Surrogacy in Poland operates amidst a complex legal and social landscape. Unlike many nations, Poland lacks specific legislation governing surrogacy, leaving intended parents, surrogate mothers, and children born through surrogacy in uncertainty.


Surrogacy Grey Zone

The country’s stance on surrogacy is ambivalent.  It is viewed as a solution for infertility by Polish society.  However, the Polish Catholic Church opposes it. The Polish government and parliament have taken an indeterminate stance between the official position of the Roman Church and public opinion, resulting in the lack of a legal framework for surrogacy.


Notably, in Poland, the surrogate’s name is recorded as the legal mother on the birth certificate, emphasizing the absence of surrogacy-specific laws and societal views.


Gay Rights

Poland’s legal stance on LGBTQ+ rights presents further challenges for same-sex couples.  Same-sex marriage and civil unions are not recognized.  This legal ambiguity underscores the need for comprehensive reforms to ensure the protection of all parties involved in surrogacy arrangements.

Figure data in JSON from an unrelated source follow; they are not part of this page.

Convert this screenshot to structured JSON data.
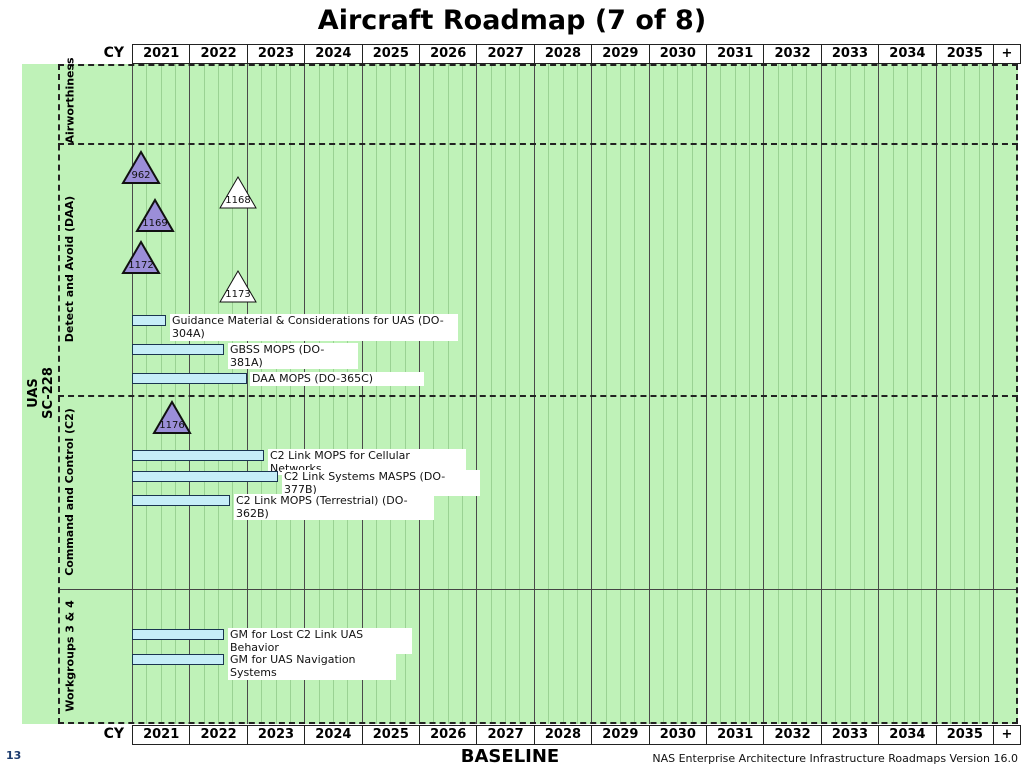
{
  "title": "Aircraft Roadmap (7 of 8)",
  "cy_label": "CY",
  "years": [
    "2021",
    "2022",
    "2023",
    "2024",
    "2025",
    "2026",
    "2027",
    "2028",
    "2029",
    "2030",
    "2031",
    "2032",
    "2033",
    "2034",
    "2035",
    "+"
  ],
  "group": {
    "label": "UAS\nSC-228",
    "color": "#bff2b8"
  },
  "bands": [
    {
      "label": "Airworthiness"
    },
    {
      "label": "Detect and Avoid (DAA)"
    },
    {
      "label": "Command and Control (C2)"
    },
    {
      "label": "Workgroups 3 & 4"
    }
  ],
  "milestones": [
    {
      "label": "962",
      "year": 2021.15,
      "fill": "#9b8ed8"
    },
    {
      "label": "1168",
      "year": 2022.85,
      "fill": "#ffffff"
    },
    {
      "label": "1169",
      "year": 2021.4,
      "fill": "#9b8ed8"
    },
    {
      "label": "1172",
      "year": 2021.15,
      "fill": "#9b8ed8"
    },
    {
      "label": "1173",
      "year": 2022.85,
      "fill": "#ffffff"
    },
    {
      "label": "1176",
      "year": 2021.7,
      "fill": "#9b8ed8"
    }
  ],
  "activities": [
    {
      "label": "Guidance Material & Considerations for UAS (DO-304A)",
      "start": 2021.0,
      "end": 2021.6
    },
    {
      "label": "GBSS MOPS (DO-381A)",
      "start": 2021.0,
      "end": 2022.6
    },
    {
      "label": "DAA MOPS (DO-365C)",
      "start": 2021.0,
      "end": 2023.0
    },
    {
      "label": "C2 Link MOPS for Cellular Networks",
      "start": 2021.0,
      "end": 2023.3
    },
    {
      "label": "C2 Link Systems MASPS (DO-377B)",
      "start": 2021.0,
      "end": 2023.55
    },
    {
      "label": "C2 Link MOPS (Terrestrial) (DO-362B)",
      "start": 2021.0,
      "end": 2022.7
    },
    {
      "label": "GM for Lost C2 Link UAS Behavior",
      "start": 2021.0,
      "end": 2022.6
    },
    {
      "label": "GM for UAS Navigation Systems",
      "start": 2021.0,
      "end": 2022.6
    }
  ],
  "colors": {
    "background": "#bff2b8",
    "bar_fill": "#c6eef8",
    "bar_border": "#1a3550",
    "milestone_complete": "#9b8ed8",
    "milestone_planned": "#ffffff"
  },
  "footer": {
    "page_number": "13",
    "baseline": "BASELINE",
    "version": "NAS Enterprise Architecture Infrastructure Roadmaps Version 16.0"
  }
}
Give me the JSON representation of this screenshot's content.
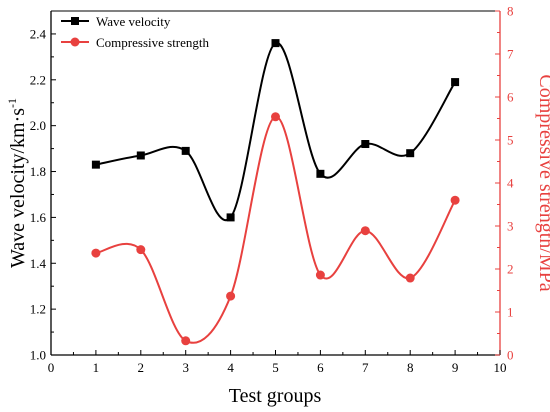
{
  "chart_data": {
    "type": "line",
    "xlabel": "Test groups",
    "ylabel_left": "Wave velocity/km·s",
    "ylabel_left_sup": "-1",
    "ylabel_right": "Compressive strength/MPa",
    "xlim": [
      0,
      10
    ],
    "ylim_left": [
      1.0,
      2.5
    ],
    "ylim_right": [
      0,
      8
    ],
    "x_ticks": [
      0,
      1,
      2,
      3,
      4,
      5,
      6,
      7,
      8,
      9,
      10
    ],
    "y_left_ticks": [
      "1.0",
      "1.2",
      "1.4",
      "1.6",
      "1.8",
      "2.0",
      "2.2",
      "2.4"
    ],
    "y_right_ticks": [
      0,
      1,
      2,
      3,
      4,
      5,
      6,
      7,
      8
    ],
    "grid": false,
    "legend": "top-left",
    "series": [
      {
        "name": "Wave velocity",
        "axis": "left",
        "color": "#000000",
        "marker": "square",
        "x": [
          1,
          2,
          3,
          4,
          5,
          6,
          7,
          8,
          9
        ],
        "values": [
          1.83,
          1.87,
          1.89,
          1.6,
          2.36,
          1.79,
          1.92,
          1.88,
          2.19
        ]
      },
      {
        "name": "Compressive strength",
        "axis": "right",
        "color": "#e8413f",
        "marker": "circle",
        "x": [
          1,
          2,
          3,
          4,
          5,
          6,
          7,
          8,
          9
        ],
        "values": [
          2.37,
          2.45,
          0.33,
          1.37,
          5.54,
          1.86,
          2.89,
          1.79,
          3.6
        ]
      }
    ]
  }
}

In 2019, the European Court of Human Rights (ECtHR) examined S.-H. v. Poland (communicated case) – 56846/15 and 56849/15. The case involved twin brothers born in the USA through surrogacy to two same-sex men, one of whom holds Polish citizenship. The applicants sought Polish nationality but were rejected due to Poland’s opposition to surrogacy. Polish law presumed the surrogate mother and her husband as the legal parents. In November 2021, the ECtHR found the case inadmissible, as the applicants didn’t demonstrate the negative impact of being denied Polish citizenship, given they were not likely to become stateless, had no concrete plans to return to Poland, faced no difficulties in their current country of residence (Israel), and could still enjoy freedom of movement as EU citizens’ family members.




Future Legal Developments


  • At present, there is no available information regarding any forthcoming legislation.